Sachant que les personnes immigrantes se retrouvent dans des provinces majoritairement anglophones, une collaboration entre les organismes communautaires francophones et anglophones pour une transmission efficace des informations liées aux services disponibles en français est fondamentale.

Selon les participantes et participants, c’est par le respect des différences culturelles que l’on pourra instaurer une relation de confiance qui mène à une relation d’aide efficace entre les divers intervenants et le nouvel arrivant, favorisant ainsi une prise en charge individuelle sur le plan des services sociaux et de la santé. En parallèle avec le modèle interculturel systémique, soit plus spécifiquement l’ontosystème, cette prise en compte de la personne migrante par les praticiens comporte diverses facettes et implications. Il s’agit d’une rencontre entre deux entités culturelles différentes dans un milieu donné qui nécessite un arrimage pour une meilleure compréhension des besoins spécifiques de l’immigrant et de l’immigrante (Cohen-Émerique, 2000). Ainsi, cette compréhension repose sur une perception élargie du cadre de référence de l’autre qui est constitué d’un ensemble de variables tant personnelles, familiales que culturelles (Legault et Taïbi, 2019). Plusieurs formations existent déjà pour les professionnels de la santé sur les questions de soins relatifs aux personnes immigrantes, telles que la formation clinique en psychiatrie culturelle dispensée par le Centre de ressources multiculturelles en santé mentale (multiculturalmentalhealth.ca) et le Cross Cultural Health Care Program (en anglais seulement ; https://xculture.org/). Au Québec, l’Université de Sherbrooke a implanté au cours des dernières années un programme de deuxième cycle universitaire portant sur la médiation interculturelle destiné aux professionnels de la santé (Legault et Taïbi, 2019). Sous l’ombrelle de l’équité, la diversité et l’inclusion, un intérêt se manifeste pour de tels programmes de formation, car ils répondent à un besoin concret dans l’accueil et le service offert aux personnes immigrantes.

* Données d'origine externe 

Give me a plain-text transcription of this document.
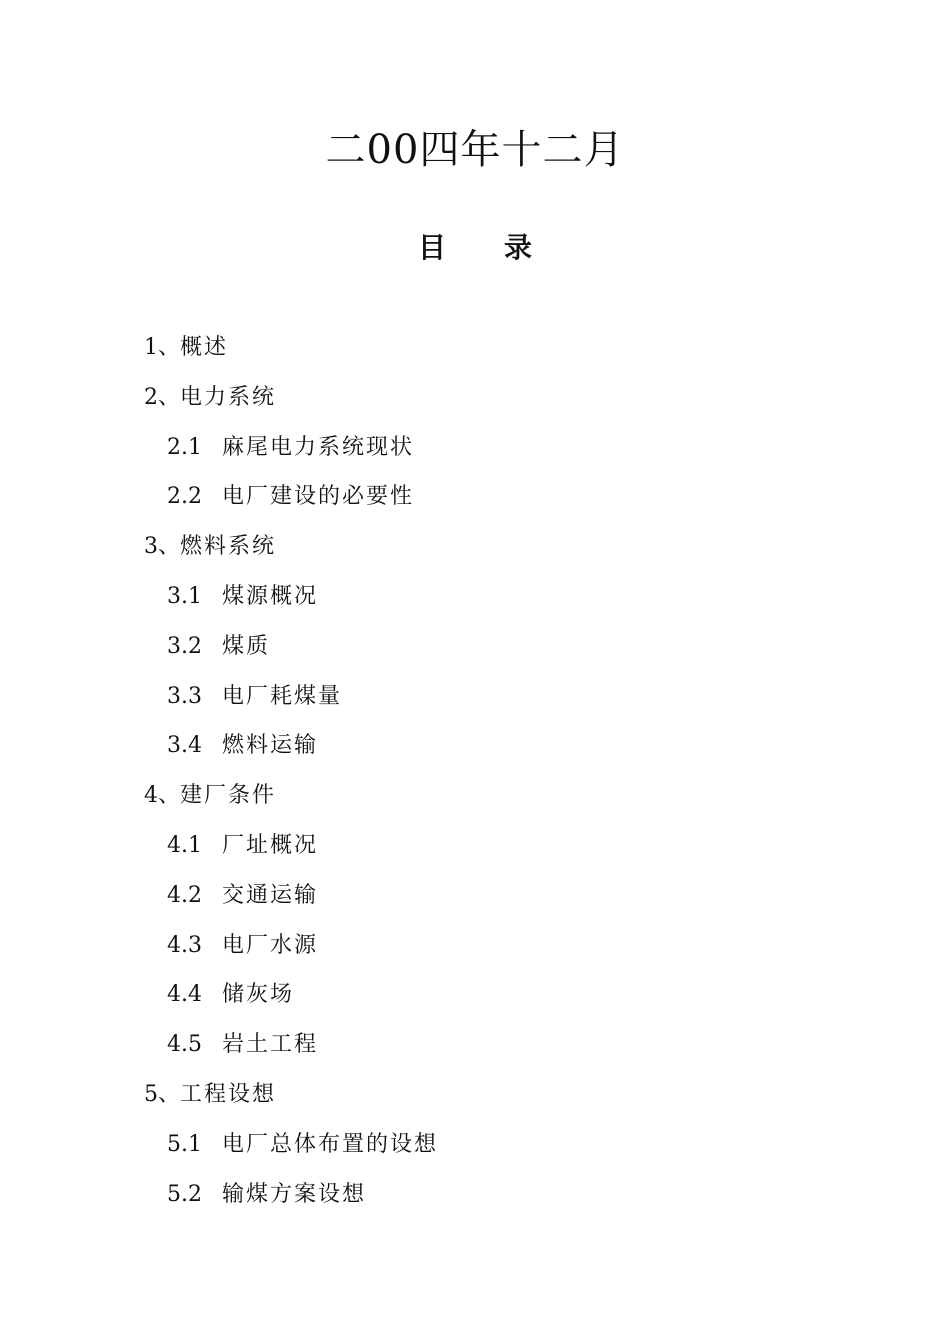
二00四年十二月
目 录
1、概述
2、电力系统
2.1 麻尾电力系统现状
2.2 电厂建设的必要性
3、燃料系统
3.1 煤源概况
3.2 煤质
3.3 电厂耗煤量
3.4 燃料运输
4、建厂条件
4.1 厂址概况
4.2 交通运输
4.3 电厂水源
4.4 储灰场
4.5 岩土工程
5、工程设想
5.1 电厂总体布置的设想
5.2 输煤方案设想
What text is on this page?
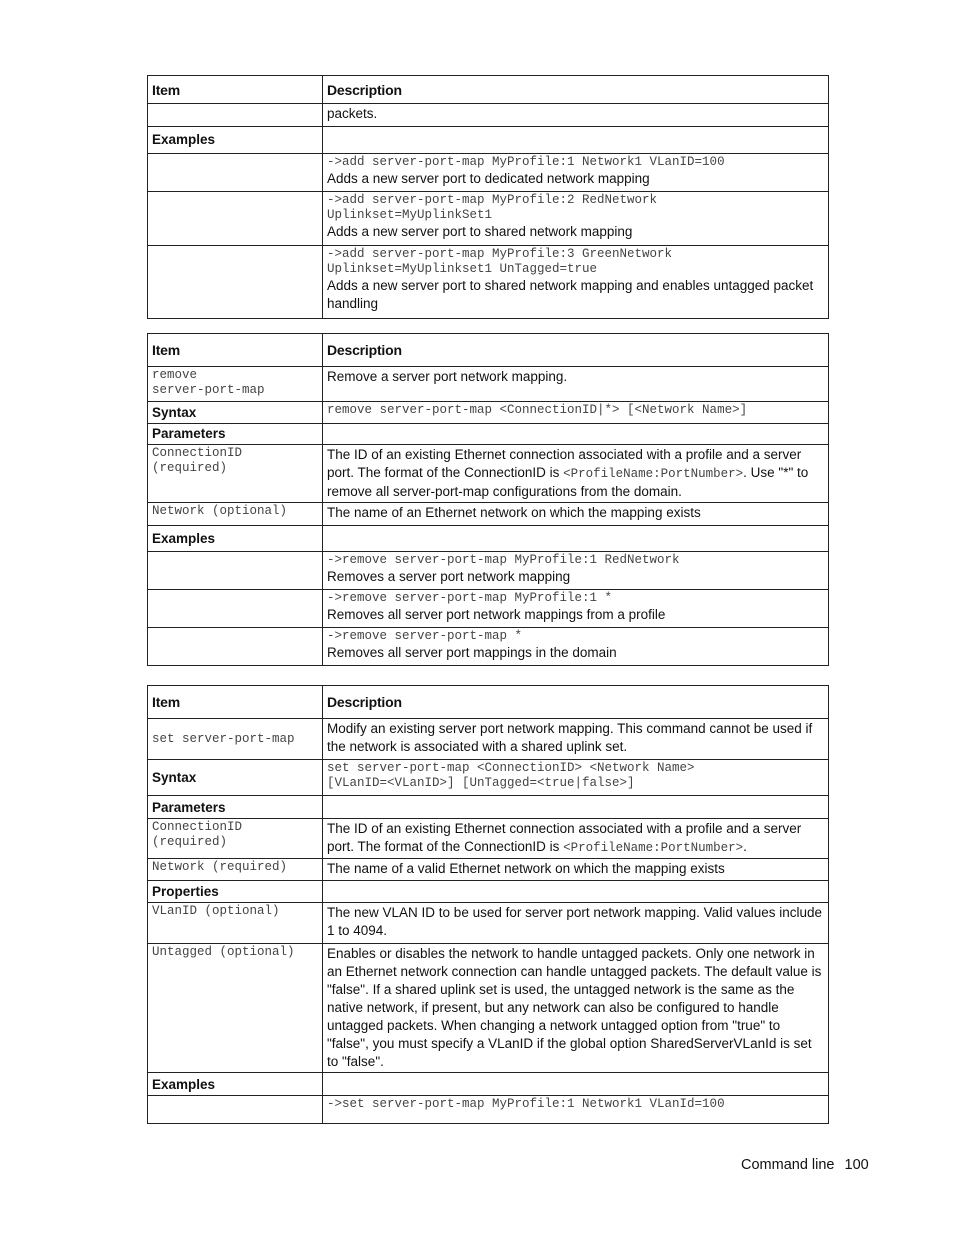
Item	Description
	packets.
Examples	

	->add server-port-map MyProfile:1 Network1 VLanID=100
Adds a new server port to dedicated network mapping

	->add server-port-map MyProfile:2 RedNetwork
Uplinkset=MyUplinkSet1
Adds a new server port to shared network mapping

	->add server-port-map MyProfile:3 GreenNetwork
Uplinkset=MyUplinkset1 UnTagged=true
Adds a new server port to shared network mapping and enables untagged packet handling
Item	Description

remove
server-port-map	Remove a server port network mapping.
Syntax	remove server-port-map <ConnectionID|*> [<Network Name>]

Parameters	

ConnectionID
(required)	The ID of an existing Ethernet connection associated with a profile and a server port. The format of the ConnectionID is <ProfileName:PortNumber>. Use "*" to remove all server-port-map configurations from the domain.

Network (optional)	The name of an Ethernet network on which the mapping exists
Examples	

	->remove server-port-map MyProfile:1 RedNetwork
Removes a server port network mapping

	->remove server-port-map MyProfile:1 *
Removes all server port network mappings from a profile

	->remove server-port-map *
Removes all server port mappings in the domain
Item	Description

set server-port-map	Modify an existing server port network mapping. This command cannot be used if the network is associated with a shared uplink set.
Syntax	set server-port-map <ConnectionID> <Network Name>
[VLanID=<VLanID>] [UnTagged=<true|false>]

Parameters	

ConnectionID
(required)	The ID of an existing Ethernet connection associated with a profile and a server port. The format of the ConnectionID is <ProfileName:PortNumber>.

Network (required)	The name of a valid Ethernet network on which the mapping exists
Properties	

VLanID (optional)	The new VLAN ID to be used for server port network mapping. Valid values include 1 to 4094.

Untagged (optional)	Enables or disables the network to handle untagged packets. Only one network in an Ethernet network connection can handle untagged packets. The default value is "false". If a shared uplink set is used, the untagged network is the same as the native network, if present, but any network can also be configured to handle untagged packets. When changing a network untagged option from "true" to "false", you must specify a VLanID if the global option SharedServerVLanId is set to "false".
Examples	

	->set server-port-map MyProfile:1 Network1 VLanId=100
Command line 100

À cet égard, il semble approprié d’offrir une formation sur la diversité pour les intervenants de la santé afin qu’ils puissent mieux soutenir la clientèle immigrante. Une alliance entre les mandats institutionnels, les codes communicationnels et les dynamiques d’inclusion est essentielle pour promouvoir un cadre de vie inclusif dans les institutions de santé (White et al., 2015). Sous l’angle du macrosytème issu du modèle interculturel systémique, nous considérons qu’aujourd’hui, il est prioritaire pour les gestionnaires de revisiter les politiques et les pratiques institutionnelles qui visent l’équité, la diversité et l’inclusion.

Conclusion

Les témoignages rapportés dans cette recherche indiquent des pistes de solution destinées aux personnes immigrantes qui souhaiteraient recevoir du soutien émotionnel approprié, en fonction de leurs besoins spécifiques pour favoriser leur bienêtre et leur intégration. Il s’agit de comprendre la manière dont les personnes immigrantes vivent et ressentent les situations dans lesquelles elles se trouvent à partir de leurs propres représentations. Il y a donc matière à poursuivre les efforts de recherche en ce qui concerne l’accueil et l’accompagnement des personnes immigrantes en matière de soins en santé mentale, car lorsque l’on se penche sur leurs récits, on note clairement combien s’est avérée fondamentale la place faite à la responsabilisation, à la confiance réciproque et à l’optimisation de la qualité des soins dans un contexte culturellement adapté à leurs réalités. Pour les intervenantes et les intervenants, exercer une activité professionnelle en contexte multiculturel implique souvent l’acquisition de connaissances et de compétences spécifiques. Ainsi, la nécessité d’acquérir des habiletés cliniques culturellement adaptées aux réalités culturelles des personnes immigrantes est donc devenue la responsabilité de tous. Enfin, les rapports entre les organismes communautaires et les autres services publics offerts doivent s’inscrire dans un paradigme de collaboration et de concertation volontaires pour mieux servir ces nouveaux arrivants en vue de faciliter leur intégration dans les CFSM.